I didn't sleep well that night.  I kept waking up and smelling the food cooking, and wondered if the smell was keeping me from resting well.  I had nightmares, which isn't normal  for me anymore unless I'm under a lot of stress from work.  So I got up the next morning thinkg a good lunch would help make up for the fatigue.  My dog woke me up at sometime just after four am, nearly three hours early.  *sigh* Why?  WHY?? Let Mommy sleep!  (There's beef stew in it for you, fella!)

I let him out, glanced at the cooker, and saw the lid was steamy in places, and dripped clear in another.  He came back in. We went back to bed.  

* I'm pretty nearsighted, by the way, and I don't sleep in my contacts because I have abnormal blood vessel growth into my corneas. 

At 6:30 I let my dog out again and got ready to deal with spooning up the stew into various containers.  

I stepped on a small chunk of broken glass on an otherwise clean floor.  It cut my foot.  Being so nearsighted, I couldn't see it or avoid it.  While I was pulling it out I couldn't figure out where it had come from.  So I tried to lift the lid off the crock pot next and discovered a gaping hole where I thought had been a clear spot on the glass lid.  What I'd thought was steam was completely shattered glass, held together by pure physics, like a caternary arch.  The unused travel latches fell into the batch of shattered glass stew now in the crock.  Still very liquid, despite hours of cooking.  

I was in a state of disbelief and probably didn't get all the glass out of my foot.  Nearly two weeks later, my foot is healed... But still sore under the skin.  Been there before -- the glass I failed to remove eventually cut back through my foot a few years later.  Ugh.  Home exploratory surgery or patience and pain?  I dunno.  I can't decide.

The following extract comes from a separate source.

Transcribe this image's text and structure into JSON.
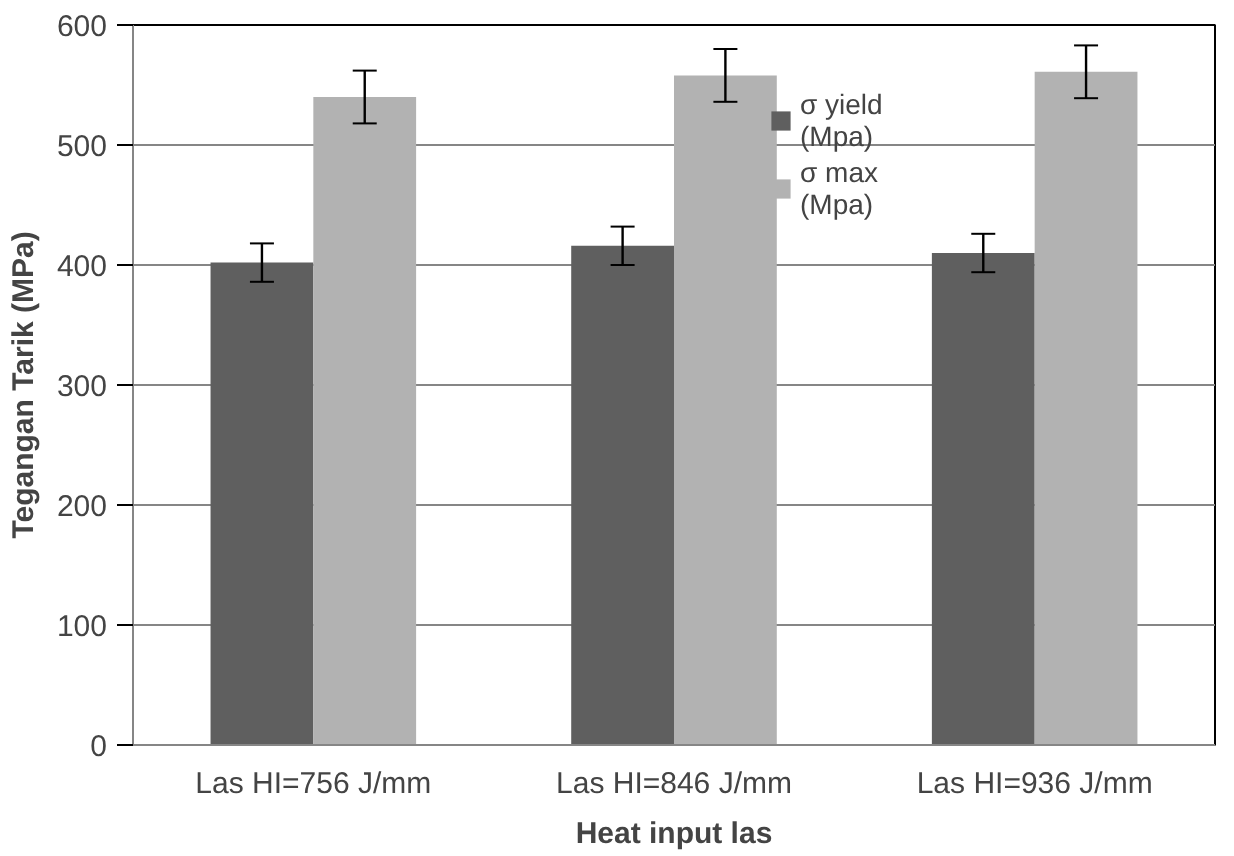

Later that day I called the parent company to let them know what happened and they said they would send me a label to send "it" back to them.  It being what?  The bits of sharp glass formerly known as a lid? The whole appliance? Where would I find an appropriate shipping container and how would I avoid cutting myself worse?  Internet research said they would only replace the lid and if you sent the whole thing, you'd only get a lid in return.  

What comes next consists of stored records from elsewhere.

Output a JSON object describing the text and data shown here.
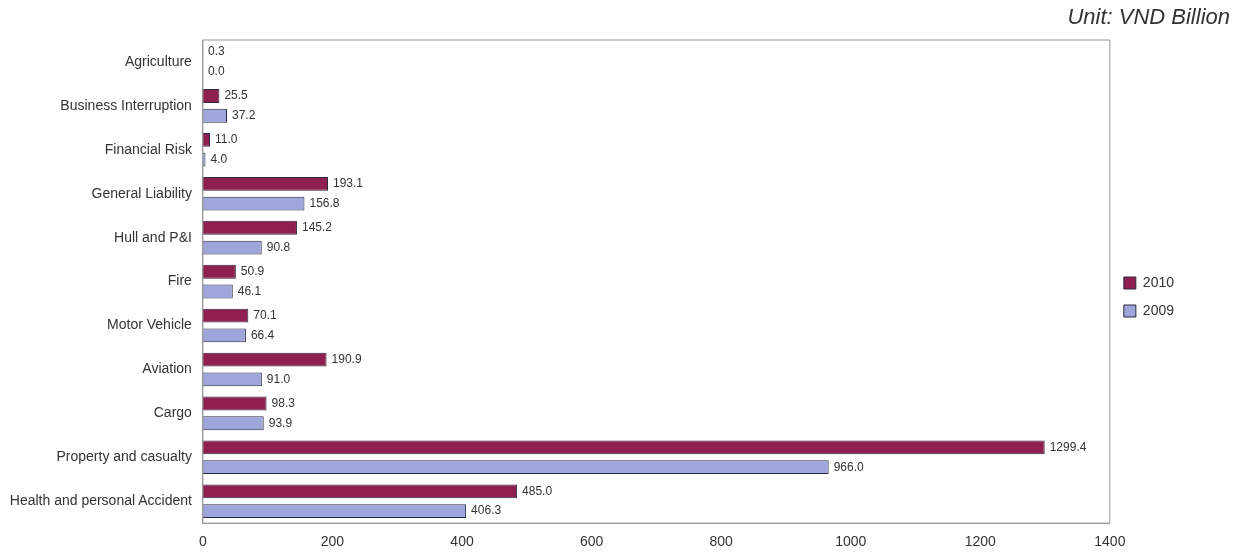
{
  "chart_data": {
    "type": "bar",
    "orientation": "horizontal",
    "annotations": [
      "Unit: VND Billion"
    ],
    "categories": [
      "Agriculture",
      "Business Interruption",
      "Financial Risk",
      "General Liability",
      "Hull and P&I",
      "Fire",
      "Motor Vehicle",
      "Aviation",
      "Cargo",
      "Property and casualty",
      "Health and personal Accident"
    ],
    "series": [
      {
        "name": "2010",
        "color": "#8e1f4f",
        "values": [
          0.3,
          25.5,
          11.0,
          193.1,
          145.2,
          50.9,
          70.1,
          190.9,
          98.3,
          1299.4,
          485.0
        ],
        "value_labels": [
          "0.3",
          "25.5",
          "11.0",
          "193.1",
          "145.2",
          "50.9",
          "70.1",
          "190.9",
          "98.3",
          "1299.4",
          "485.0"
        ]
      },
      {
        "name": "2009",
        "color": "#9fa6dc",
        "values": [
          0.0,
          37.2,
          4.0,
          156.8,
          90.8,
          46.1,
          66.4,
          91.0,
          93.9,
          966.0,
          406.3
        ],
        "value_labels": [
          "0.0",
          "37.2",
          "4.0",
          "156.8",
          "90.8",
          "46.1",
          "66.4",
          "91.0",
          "93.9",
          "966.0",
          "406.3"
        ]
      }
    ],
    "xlim": [
      0,
      1400
    ],
    "xticks": [
      0,
      200,
      400,
      600,
      800,
      1000,
      1200,
      1400
    ],
    "legend": "right"
  }
}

I never really got mad.  I felt like I'd already been kicked to exhaustion.  I felt defeated, which had been my default state of mind fora few weeks.

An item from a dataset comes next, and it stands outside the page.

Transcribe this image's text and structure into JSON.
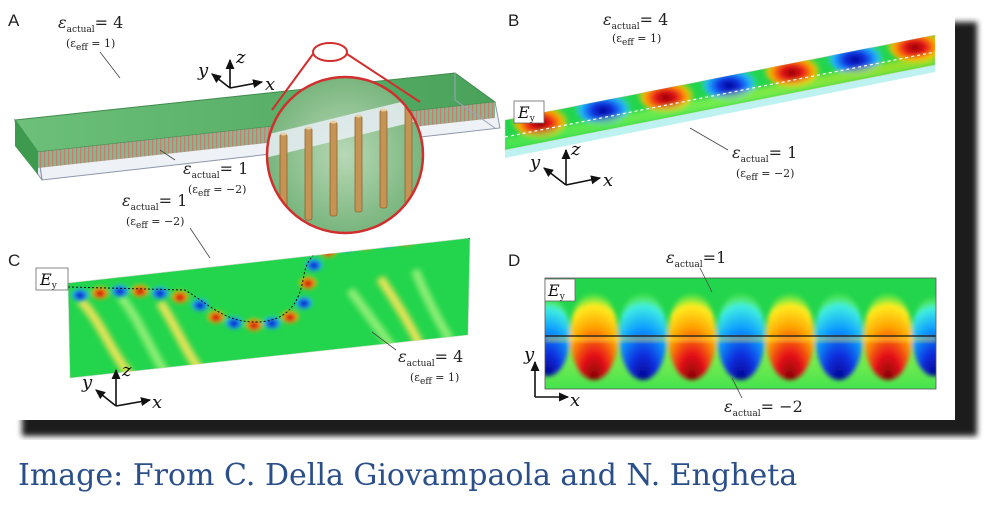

A couple of days later a customer service lady called to interview me quite thoroughly.  I suspect the major concern was a potential personal injury lawsuit, but let's face it, I haven't sued when I should have before, so a little cut wasn't going to get me all fired up this time.

She asked me if I would like a programmable model to replace it.  I said that would be fine, but I'm scared still to use a slow cooker again. That glass lid exploded outward, with glass landing on the floor.    They sent me a nicer cooker worth $80, with a metal insert to brown things on the stove before slow cooking.  It looks nice. Scary nice.  I'm still scared to use it.

And they didn't include a user manual in the box. Grr!  I hope that programmable panel is user friendly and idiot-proof, because as God is my witness, I seem to be that idiot.

As it turns out, lots of companies that make slow cookers have had explosion issues.  There have even been recalls for several years.  That might explain why my new cooker has a metal crock instead of a breakable ceramic one.  Oh sure, it has a "ceramic" coating (looks and feels like enamel to me, which is a-ok) that could get chipped but that baby is about a third the weight of the other crock.  Maybe it is idiot-proof. I'll be trying it out tomorrow... While I'm at home.

As for why my dog woke me up at the bizarre hour of 4... I think he must have heard the lid explode and woke me up to check on it.  And stupid blind Mommy didn't notice the problem.

Summary: The Crock Pot company replaced their faulty product with a better one and were very nice to me in the bargain.  I'm still scared to try it out.